4.3 Multivariate statistics

On the initiative of New Archaeology in particular, a large number of statistical techniques have been used to arrange archaeological data. By the nature of the problem, where various artefact types determine the character of the site, the most useful techniques appear to be cluster analysis, principal component, factor, correspondence analyses and other multivariate techniques. One of the preconditions for these 'advanced' techniques could in principle be met by expressing the artefact composition of each site in percentages. In that case standardized numerical data would be available, whose values would all be within a single range (0-100%).

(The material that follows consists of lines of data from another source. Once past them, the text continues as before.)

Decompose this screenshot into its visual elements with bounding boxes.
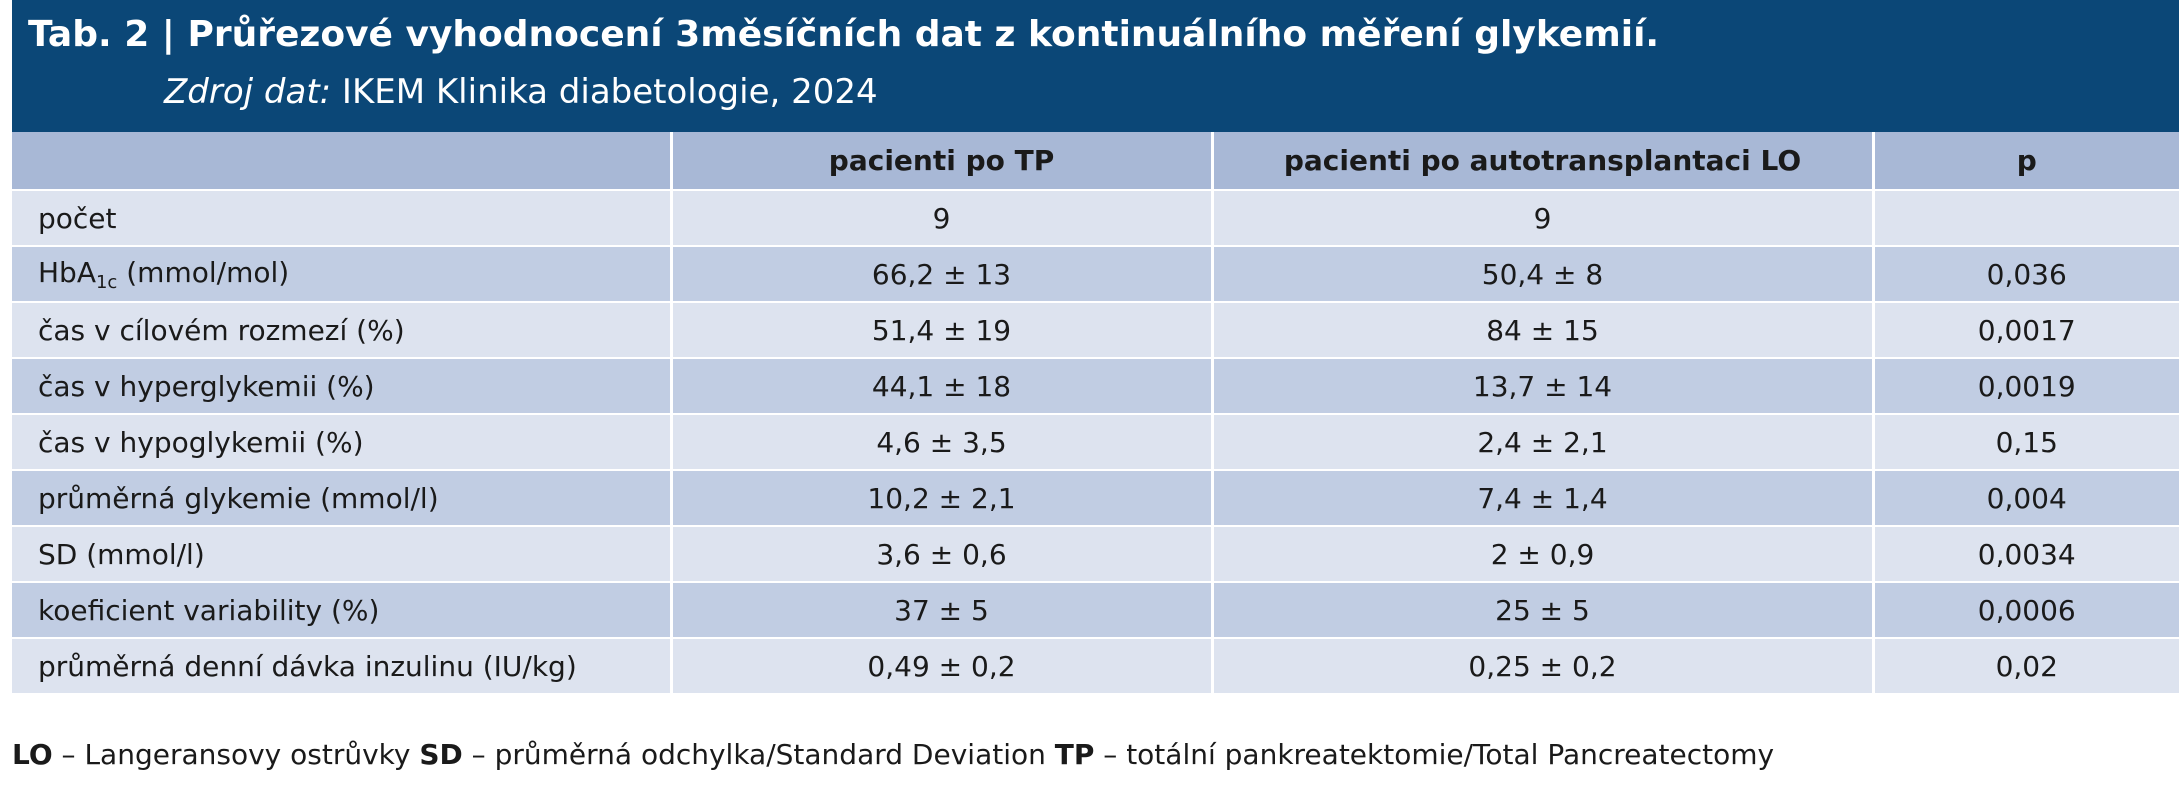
cell-p: 0,02 xyxy=(1873,638,2179,695)
cell-lo: 0,25 ± 0,2 xyxy=(1212,638,1875,695)
row-label: čas v hyperglykemii (%) xyxy=(12,358,673,415)
table-row: čas v hypoglykemii (%) 4,6 ± 3,5 2,4 ± 2… xyxy=(12,414,2179,471)
cell-p: 0,036 xyxy=(1873,246,2179,303)
cell-tp: 3,6 ± 0,6 xyxy=(671,526,1214,583)
data-source-line: Zdroj dat: IKEM Klinika diabetologie, 20… xyxy=(164,72,878,112)
abbr-sd-text: – průměrná odchylka/Standard Deviation xyxy=(462,738,1055,771)
table-row: SD (mmol/l) 3,6 ± 0,6 2 ± 0,9 0,0034 xyxy=(12,526,2179,583)
cell-lo: 2 ± 0,9 xyxy=(1212,526,1875,583)
row-label: průměrná glykemie (mmol/l) xyxy=(12,470,673,527)
cell-tp: 44,1 ± 18 xyxy=(671,358,1214,415)
abbr-sd: SD xyxy=(419,738,463,771)
table-row: čas v hyperglykemii (%) 44,1 ± 18 13,7 ±… xyxy=(12,358,2179,415)
cell-tp: 9 xyxy=(671,190,1214,247)
cell-p xyxy=(1873,190,2179,247)
abbr-tp-text: – totální pankreatektomie/Total Pancreat… xyxy=(1094,738,1775,771)
cell-tp: 66,2 ± 13 xyxy=(671,246,1214,303)
table-row: čas v cílovém rozmezí (%) 51,4 ± 19 84 ±… xyxy=(12,302,2179,359)
abbreviations-footnote: LO – Langeransovy ostrůvky SD – průměrná… xyxy=(12,738,1774,771)
abbr-lo-text: – Langeransovy ostrůvky xyxy=(52,738,420,771)
table-row: průměrná denní dávka inzulinu (IU/kg) 0,… xyxy=(12,638,2179,695)
row-label: čas v cílovém rozmezí (%) xyxy=(12,302,673,359)
cell-p: 0,0006 xyxy=(1873,582,2179,639)
cell-p: 0,15 xyxy=(1873,414,2179,471)
glycemia-data-table: pacienti po TP pacienti po autotransplan… xyxy=(12,132,2179,695)
table-row: HbA1c (mmol/mol) 66,2 ± 13 50,4 ± 8 0,03… xyxy=(12,246,2179,303)
cell-lo: 9 xyxy=(1212,190,1875,247)
table-row: počet 9 9 xyxy=(12,190,2179,247)
cell-lo: 25 ± 5 xyxy=(1212,582,1875,639)
column-header-p: p xyxy=(1873,132,2179,191)
table-title: Tab. 2 | Průřezové vyhodnocení 3měsíčníc… xyxy=(28,14,1660,55)
row-label-unit: (mmol/mol) xyxy=(117,255,290,289)
table-header-row: pacienti po TP pacienti po autotransplan… xyxy=(12,132,2179,191)
cell-p: 0,0019 xyxy=(1873,358,2179,415)
table-caption-banner: Tab. 2 | Průřezové vyhodnocení 3měsíčníc… xyxy=(12,0,2179,132)
row-label: SD (mmol/l) xyxy=(12,526,673,583)
column-header-lo: pacienti po autotransplantaci LO xyxy=(1212,132,1875,191)
data-source-label: Zdroj dat: xyxy=(164,72,332,112)
cell-lo: 13,7 ± 14 xyxy=(1212,358,1875,415)
cell-lo: 7,4 ± 1,4 xyxy=(1212,470,1875,527)
cell-lo: 84 ± 15 xyxy=(1212,302,1875,359)
row-label: průměrná denní dávka inzulinu (IU/kg) xyxy=(12,638,673,695)
cell-tp: 51,4 ± 19 xyxy=(671,302,1214,359)
abbr-lo: LO xyxy=(12,738,53,771)
cell-tp: 10,2 ± 2,1 xyxy=(671,470,1214,527)
cell-tp: 37 ± 5 xyxy=(671,582,1214,639)
abbr-tp: TP xyxy=(1054,738,1095,771)
row-label: HbA1c (mmol/mol) xyxy=(12,246,673,303)
column-header-tp: pacienti po TP xyxy=(671,132,1214,191)
cell-lo: 50,4 ± 8 xyxy=(1212,246,1875,303)
cell-lo: 2,4 ± 2,1 xyxy=(1212,414,1875,471)
cell-p: 0,0034 xyxy=(1873,526,2179,583)
row-label-subscript: 1c xyxy=(95,271,118,293)
table-row: průměrná glykemie (mmol/l) 10,2 ± 2,1 7,… xyxy=(12,470,2179,527)
cell-p: 0,004 xyxy=(1873,470,2179,527)
data-source-text: IKEM Klinika diabetologie, 2024 xyxy=(331,72,878,112)
cell-tp: 0,49 ± 0,2 xyxy=(671,638,1214,695)
row-label: čas v hypoglykemii (%) xyxy=(12,414,673,471)
row-label-main: HbA xyxy=(38,255,96,289)
column-header-parameter xyxy=(12,132,673,191)
table-row: koeficient variability (%) 37 ± 5 25 ± 5… xyxy=(12,582,2179,639)
cell-p: 0,0017 xyxy=(1873,302,2179,359)
row-label: počet xyxy=(12,190,673,247)
cell-tp: 4,6 ± 3,5 xyxy=(671,414,1214,471)
row-label: koeficient variability (%) xyxy=(12,582,673,639)
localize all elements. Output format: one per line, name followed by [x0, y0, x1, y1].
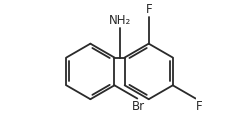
Text: Br: Br [131, 100, 144, 113]
Text: F: F [145, 3, 151, 16]
Text: NH₂: NH₂ [108, 14, 130, 27]
Text: F: F [196, 100, 202, 113]
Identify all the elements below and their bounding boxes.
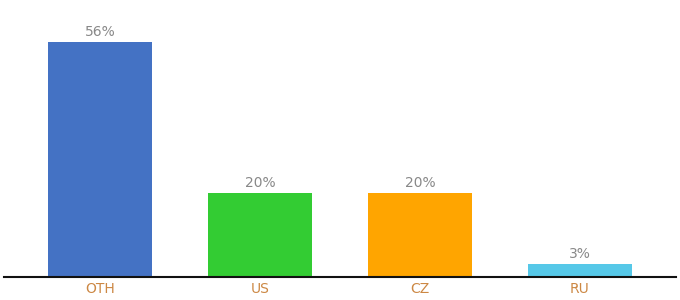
Bar: [208, 193, 312, 277]
Text: 20%: 20%: [405, 176, 435, 190]
Text: 56%: 56%: [85, 25, 116, 39]
Bar: [528, 264, 632, 277]
Bar: [368, 193, 472, 277]
Bar: [48, 42, 152, 277]
Text: 3%: 3%: [569, 247, 591, 261]
Text: 20%: 20%: [245, 176, 275, 190]
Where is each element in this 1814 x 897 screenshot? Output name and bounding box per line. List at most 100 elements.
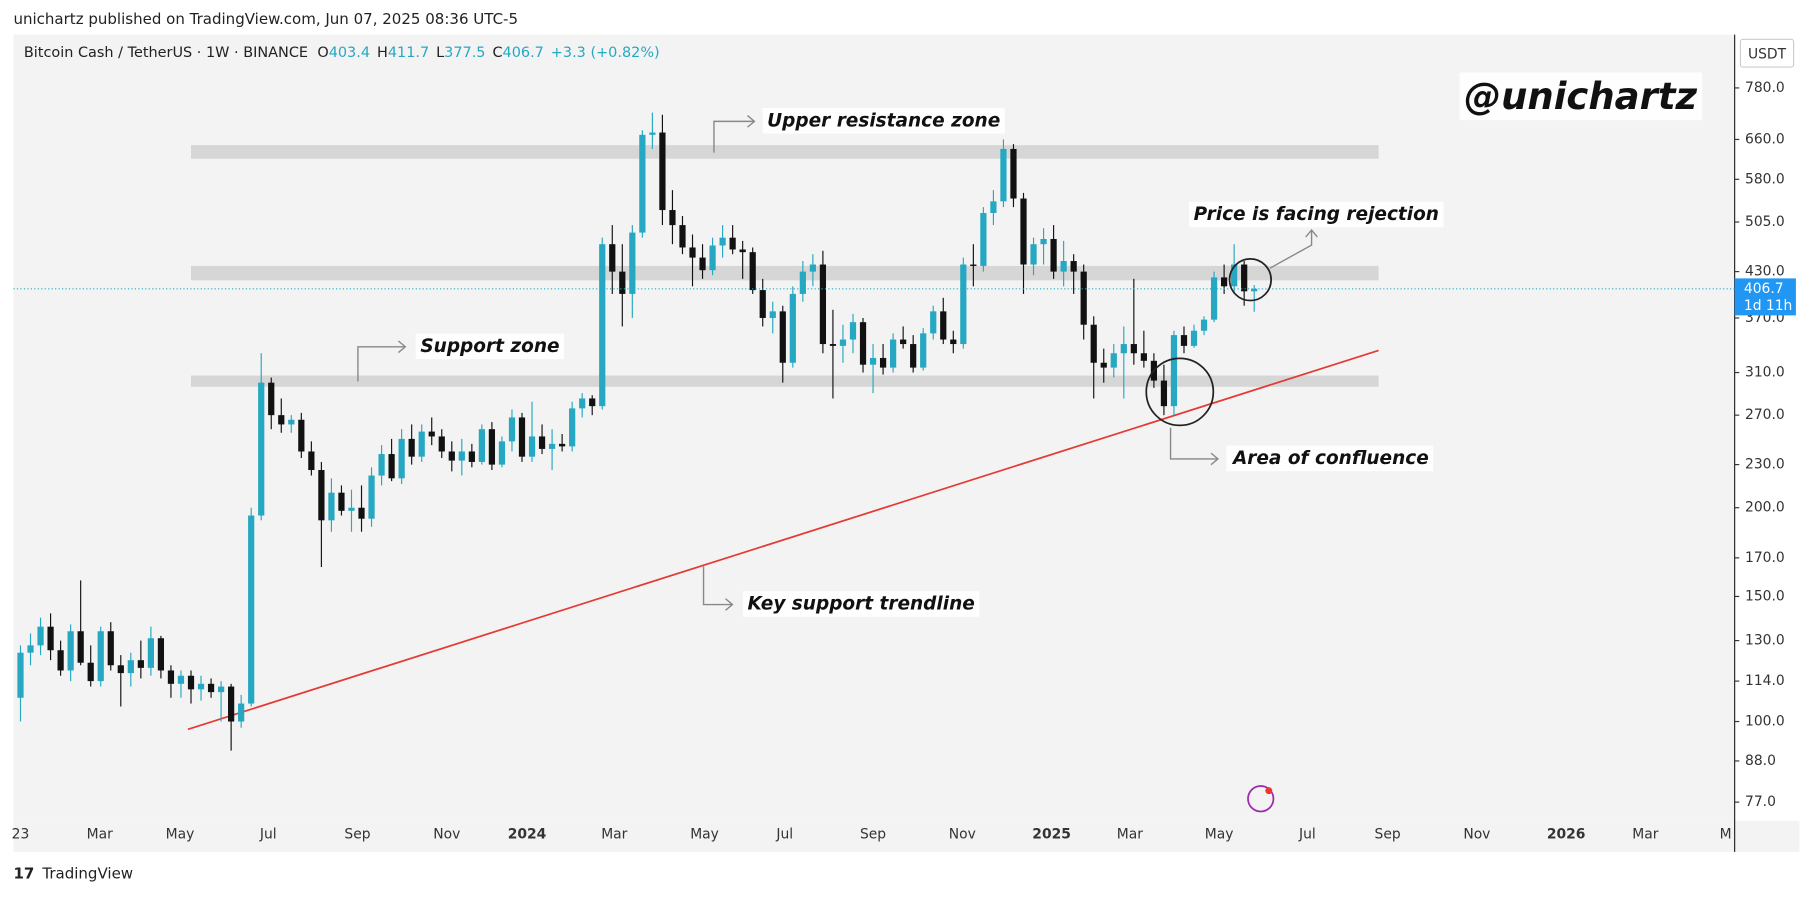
logo-mark: 17: [13, 864, 34, 882]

Multivariate analyses provide the opportunity to display the variation in the data not only in one, but also in two, three or more dimensions. The data are combined mathematically in as optimal a way as possible in groups or components. By way of tree diagrams or principal component plots, an insight into the data can be displayed visually. Observations and/or variables that are highly similar are grouped closer together and large differences are translated into larger distances in the plots.

There are many ways of executing a cluster analysis (arranging observation by types), factor analysis (arranging variables by components) or correspondence analysis (arrangement of observations and variables). A thorough knowledge of applicability, preconditions and limitations of the various techniques is necessary to be able to make a balanced decision and obtain relevant archaeological results. The risk is that the data will be run through a number of different techniques to try and produce a result which may fit the data but be archaeologically irrelevant. The relative ease with which this can be done by modern software certainly contributes to this. On the one hand this could mean that an archaeologist has insufficient insight into the data to be able to judge whether the statistical results are archaeologically meaningful. For example, the correlation coefficient is the basis for other calculations in a principal components analysis. However, when the correlation coefficient is not a good numerical reflection of the relationship between two variables, this means that a computer will spew out a multivariate classification, which has no archaeological value whatsoever.

Fig. 37 The calculated correlation coefficient (R) is mathematically correct, but does not give a useful summary of the relationship between these two variables

less detail

On the other hand this testing of a large number of techniques means that basically we gain nothing. In the end we opt for those results which best fit the picture of the structure in our data. This picture had probably already formed in our heads even before the multivariate analysis, as a result of the collection of the data, our archaeological experience and simple counts and graphs.

"Analytical methods such as spatial autocorrelation and the mapping of principal components have not been able to provide understandable answers to the questions asked of them." (Savage 1990: 331).